This past weekend, Trees Pool was engulfed in the roars and cheers of spectators from across the… This past weekend, Trees Pool was engulfed in the roars and cheers of spectators from across the Northeast. It marked the first of two weekends devoted to the Big East Swimming and Diving Championships and featured the diving teams of 13 Big East schools.
After finals on Sunday, the Pitt men found themselves in second place with 72 points. They were sandwiched between Notre Dame’s impressive 129 points and West Virginia’s 46. Big East defending champ Louisville stalled into fourth place with 27 points.
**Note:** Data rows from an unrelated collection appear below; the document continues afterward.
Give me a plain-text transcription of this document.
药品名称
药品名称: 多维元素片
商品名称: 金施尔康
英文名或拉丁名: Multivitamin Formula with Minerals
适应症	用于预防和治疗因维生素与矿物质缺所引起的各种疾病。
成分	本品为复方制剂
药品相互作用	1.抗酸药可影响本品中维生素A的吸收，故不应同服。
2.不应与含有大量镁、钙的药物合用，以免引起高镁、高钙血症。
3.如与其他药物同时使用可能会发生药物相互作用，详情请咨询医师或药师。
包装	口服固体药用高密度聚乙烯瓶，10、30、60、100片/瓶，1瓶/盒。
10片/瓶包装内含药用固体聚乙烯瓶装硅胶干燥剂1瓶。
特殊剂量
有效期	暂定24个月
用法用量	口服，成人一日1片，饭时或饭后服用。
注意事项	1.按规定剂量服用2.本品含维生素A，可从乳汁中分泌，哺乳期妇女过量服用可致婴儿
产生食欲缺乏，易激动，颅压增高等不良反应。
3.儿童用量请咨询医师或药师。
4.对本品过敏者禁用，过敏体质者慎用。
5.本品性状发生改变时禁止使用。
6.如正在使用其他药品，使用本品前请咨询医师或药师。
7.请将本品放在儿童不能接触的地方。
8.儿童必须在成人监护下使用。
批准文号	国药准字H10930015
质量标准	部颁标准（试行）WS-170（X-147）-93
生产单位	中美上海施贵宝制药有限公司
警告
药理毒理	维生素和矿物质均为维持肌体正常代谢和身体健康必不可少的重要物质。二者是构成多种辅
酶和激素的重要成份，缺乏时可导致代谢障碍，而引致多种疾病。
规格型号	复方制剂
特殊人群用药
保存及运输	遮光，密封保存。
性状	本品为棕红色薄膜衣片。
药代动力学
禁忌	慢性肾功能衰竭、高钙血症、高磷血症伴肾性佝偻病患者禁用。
All six of Notre Dame’s twelve divers scored in the 1-meter and 3-meter dives. Nicholas Nemetz, Notre Dame’s freshman superstar, took first place in both events. He also pulled in the silver in the exhibition platform dive on Sunday.
“We had to compete against a very strong Notre Dame team,” sophomore Aaron Snyder said. “We always knew they were a very deep team. They didn’t have just one strong diver, but they had several for both guys and girls.”
Snyder provided one of Pitt’s more dominant performances, taking second in the 1-meter dive and sixth in the 3-meter dives. He ended the weekend with 30 of Pitt’s 72 points. Teammate Erik Moore, finishing fifth in the 3-meter dive on Friday and sixth in the 1-meter dive Saturday, racked up another 27 points for the team.
“Both Aaron and Erik performed very well overall,” head dive coach Julian Krug said. “They both dove variably the past couple months but they both came through and were clutch, finaling in both boards. And of course Aaron had a second-place finish in the 1-meter.”
Moore went on to take fifth in the platform dive, while Snyder abstained due to a leg injury earlier in the season. The platform dive was added to the Big East championship meet just last year. So far, it’s only been an exhibition event and not scored for points.
The Panthers expect to be more competitive next year, since the Big East will score the event in the championship meet. Regardless of the conference in which Pitt participates, they’ll have to prepare more for the platform dive when they switch to the Atlantic Coast Conference — the ACC has already incorporated it into their program.
“We plan on training more intensively,” Snyder said. “The people who are doing platform this weekend only trained every once in a while when we knew there was a platform meet coming up.”
A surprise came from freshman Harris Bergman, who claimed third in the event on Sunday. This came after posting a personal best in the preliminaries of the 3-meter dive on Friday and then beating it in finals to earn fourth place in the event.
“Bergman really dove off phenomenally well for what he’s capable of doing,” Krug said. “In the 3-meter, he could have won the contest. He was fifty points or more better than his best score all year in that 3-meter event. And I would say the judging was tougher in this event than it was whenever he performed it before. Fifty points is a huge amount in diving, that’s almost unparalleled in my coaching here.”
By Sunday, the women had nudged their way into fifth place in the standings, falling behind Louisville (74), Notre Dame (71), Rutgers (52) and Connecticut (47). The next closest in the standings was backyard rival West Virginia, who finished with a mere 15 points.
Part of this was spearheaded by sophomore Leigh Waltz. Waltz raked in 18 points by finishing eighth in the women’s 1-meter dive Friday and second in the consolation finals of the 3-meter dive on Saturday.
“I did better than last year so I can’t be mad, but I would have liked to have done a little bit better in finals on 1-meter,” Waltz said. “I kind of bombed my first time. All-in-all, I had a good weekend and I just keep reminding myself that it could’ve been a lot worse. So I’m happy with how I did and I’m happy with how the team did.”
Other standouts include freshman Angelika McGhee, who picked up 12 points for her seventh-place finish in the 1-meter finals, and sophomore Kimberly Ciotti, who earned three points by picking up a sixth and an eighth place finish in the 1- and 3-meter consolation finals, respectively.
Along with the throngs of parents, students and swim fans crowded into the pool, several Pitt swimmers came out to root on their teammates and scope out their positioning for the swimming championship this coming weekend.
“[At] a lot of other schools, I’ve heard their diving team is completely separate and they don’t get along with their swimmers,” Waltz said. “When we were at finals, a bunch of the swimmers came to cheer us on. It makes you feel good and makes you feel like you’re one team.”
Waltz, whose roommate, Kate Dunseith, swims distance freestyle events on the team, expects that the divers will return the favor.
“I’ll be there all weekend,” she laughed.
Swimming action starts Wednesday at 6 p.m. with the 800-yard freestyle relay at Trees Pool. Starting Thursday and continuing until Sunday, preliminaries will begin at 10 a.m. and finals will start at 6 p.m.